Per concludere: in Puglia non ci sono dalemiani. Vorrei chiarire una volta per tutte il mio rapporto col Pd pugliese. Non ho canali privilegiati, ma solo istituzionali: con il suo segretario e il suo presidente. Non sono un capobanda, non ho nessun portavoce.
Anche con Latorre solo rapporti istituzionali? Latorre è vicepresidente dei senatori, è un alto dirigente del Pd. È autonomo. Le sue prese di posizione politiche, a volte, non coincidono con le mie. E ancora. Non esiste un sistema dalemiano in Puglia, non ho mai raccomandato un primario ospedaliero. Purtroppo devo difendermi da questa ondata di veleni. Guardi, con Raffaele Fitto ci siamo confrontati duramente, ma sempre con correttezza. Anzi. Io lo considero estraneo a questo clima infernale, per certi versi anche lui è una vittima. Sono altri i protagonisti di questa ondata di fango, da cui si esce solo tornando alla politica-politica.

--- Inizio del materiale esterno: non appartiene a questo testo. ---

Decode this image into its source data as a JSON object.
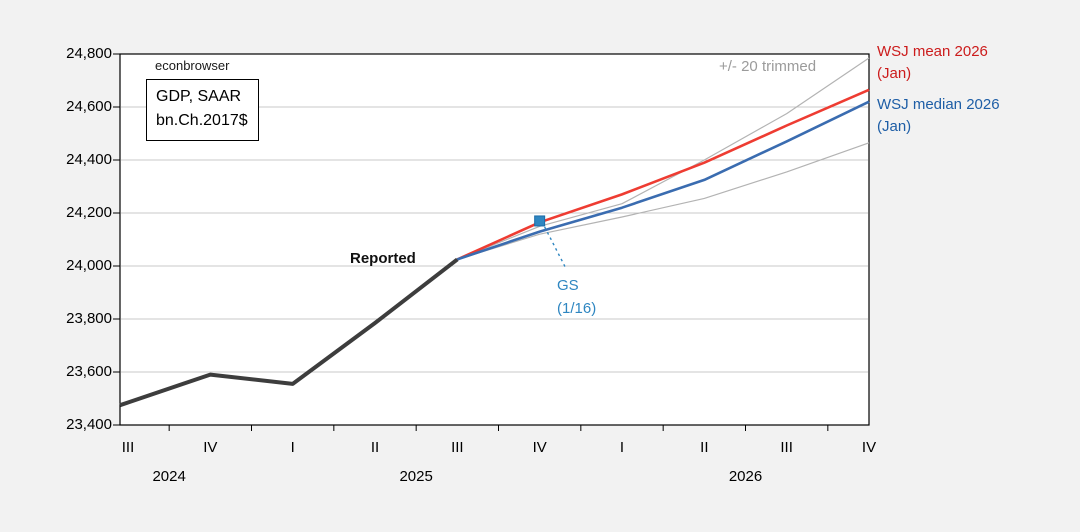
{
  "watermark": "econbrowser",
  "annotation_box": {
    "line1": "GDP, SAAR",
    "line2": "bn.Ch.2017$"
  },
  "labels": {
    "reported": "Reported",
    "trimmed": "+/- 20 trimmed",
    "wsj_mean_l1": "WSJ mean 2026",
    "wsj_mean_l2": "(Jan)",
    "wsj_median_l1": "WSJ median 2026",
    "wsj_median_l2": "(Jan)",
    "gs_l1": "GS",
    "gs_l2": "(1/16)"
  },
  "colors": {
    "page_background": "#f2f2f2",
    "plot_background": "#ffffff",
    "frame": "#000000",
    "gridline": "#cacaca",
    "reported_line": "#3d3d3d",
    "mean_line": "#ee3c32",
    "mean_label": "#cc1c1c",
    "median_line": "#3a6cb0",
    "median_label": "#1e5ea6",
    "trimmed_line": "#b3b3b3",
    "trimmed_label": "#9b9b9b",
    "gs_accent": "#2e86c1"
  },
  "chart_data": {
    "type": "line",
    "title": "",
    "xlabel": "",
    "ylabel": "GDP, SAAR bn.Ch.2017$",
    "grid": "horizontal",
    "ylim": [
      23400,
      24800
    ],
    "y_step": 200,
    "y_tick_labels": [
      "23,400",
      "23,600",
      "23,800",
      "24,000",
      "24,200",
      "24,400",
      "24,600",
      "24,800"
    ],
    "categories": [
      "2024 Q3",
      "2024 Q4",
      "2025 Q1",
      "2025 Q2",
      "2025 Q3",
      "2025 Q4",
      "2026 Q1",
      "2026 Q2",
      "2026 Q3",
      "2026 Q4"
    ],
    "x_tick_labels": [
      "III",
      "IV",
      "I",
      "II",
      "III",
      "IV",
      "I",
      "II",
      "III",
      "IV"
    ],
    "year_labels": [
      {
        "label": "2024",
        "pos": 0.5
      },
      {
        "label": "2025",
        "pos": 3.5
      },
      {
        "label": "2026",
        "pos": 7.5
      }
    ],
    "series": [
      {
        "key": "trimmed_upper",
        "name": "+20 trimmed",
        "color": "#b3b3b3",
        "width": 1.2,
        "values": [
          null,
          null,
          null,
          null,
          24025,
          24150,
          24235,
          24400,
          24575,
          24785
        ]
      },
      {
        "key": "trimmed_lower",
        "name": "-20 trimmed",
        "color": "#b3b3b3",
        "width": 1.2,
        "values": [
          null,
          null,
          null,
          null,
          24025,
          24120,
          24185,
          24255,
          24355,
          24465
        ]
      },
      {
        "key": "wsj_mean",
        "name": "WSJ mean 2026 (Jan)",
        "color": "#ee3c32",
        "width": 2.6,
        "values": [
          null,
          null,
          null,
          null,
          24025,
          24165,
          24270,
          24390,
          24530,
          24665
        ]
      },
      {
        "key": "wsj_median",
        "name": "WSJ median 2026 (Jan)",
        "color": "#3a6cb0",
        "width": 2.6,
        "values": [
          null,
          null,
          null,
          null,
          24025,
          24130,
          24220,
          24325,
          24470,
          24620
        ]
      },
      {
        "key": "reported",
        "name": "Reported",
        "color": "#3d3d3d",
        "width": 4,
        "extend_to_left_edge": true,
        "values": [
          23485,
          23590,
          23555,
          23785,
          24025,
          null,
          null,
          null,
          null,
          null
        ]
      }
    ],
    "point": {
      "name": "GS (1/16)",
      "x_index": 5,
      "value": 24170,
      "color": "#2e86c1"
    }
  }
}
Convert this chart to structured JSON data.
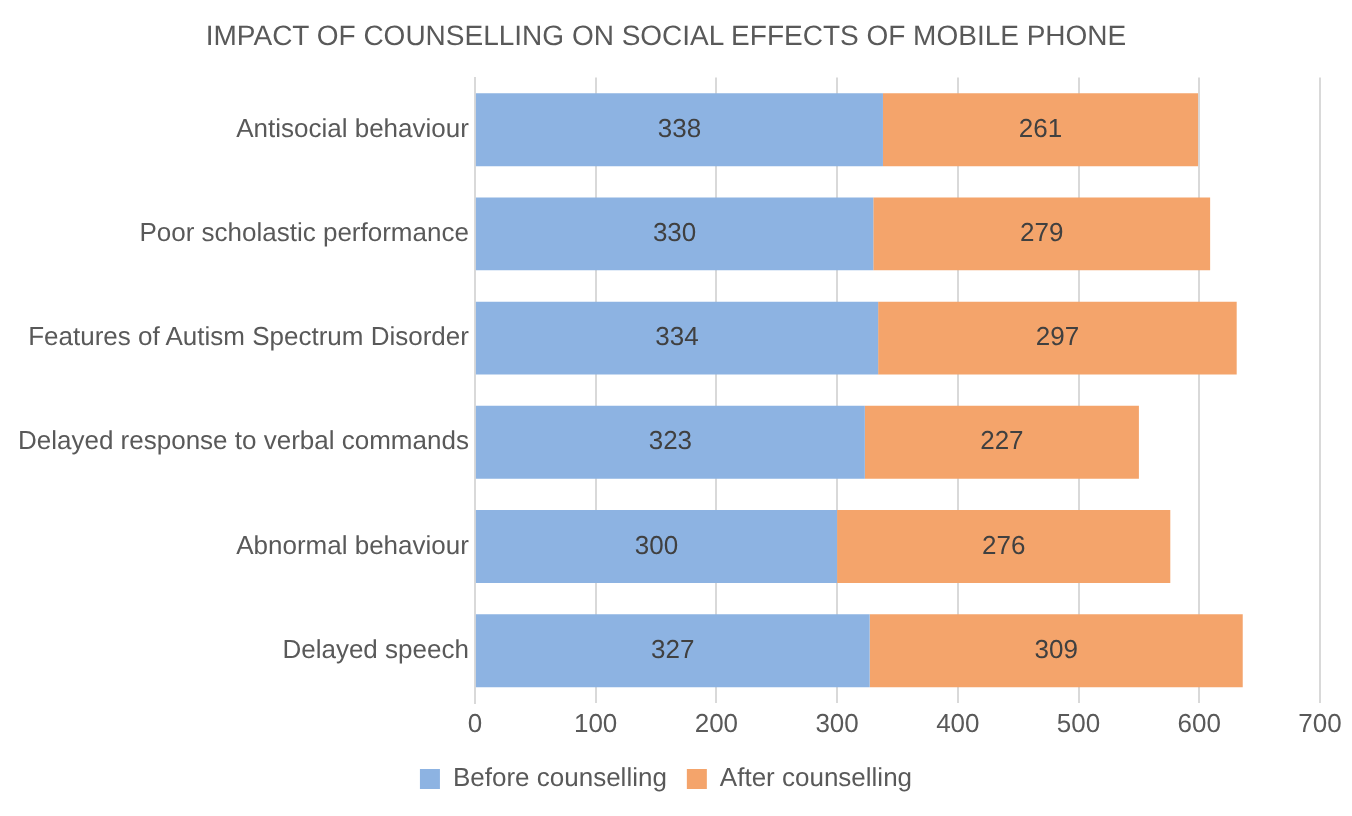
{
  "chart_data": {
    "type": "bar",
    "orientation": "horizontal",
    "stacked": true,
    "title": "IMPACT OF COUNSELLING ON SOCIAL EFFECTS OF MOBILE PHONE",
    "categories": [
      "Antisocial behaviour",
      "Poor scholastic performance",
      "Features of Autism Spectrum Disorder",
      "Delayed response to verbal commands",
      "Abnormal behaviour",
      "Delayed speech"
    ],
    "series": [
      {
        "name": "Before counselling",
        "color": "#8db3e2",
        "values": [
          338,
          330,
          334,
          323,
          300,
          327
        ]
      },
      {
        "name": "After counselling",
        "color": "#f4a46b",
        "values": [
          261,
          279,
          297,
          227,
          276,
          309
        ]
      }
    ],
    "xlim": [
      0,
      700
    ],
    "xticks": [
      0,
      100,
      200,
      300,
      400,
      500,
      600,
      700
    ],
    "grid": "x",
    "legend": "bottom",
    "data_labels": true
  }
}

Cosa preannuncia la rottura di fatto tra Berlusconi e Tremonti? Vengo da New York, da una riunione della Fondazione Clinton, di cui mi onoro di fare parte. Può immaginare come ci giudichino all’estero. Ci guardano con aria di cordoglio. Si chiedono come sia possibile che l’Italia si sia ridotta così. La caduta di credibilità è totale. Berlusconi vede nemici dappertutto, come qualche personaggio shakespeariano. Siamo ai titoli di coda.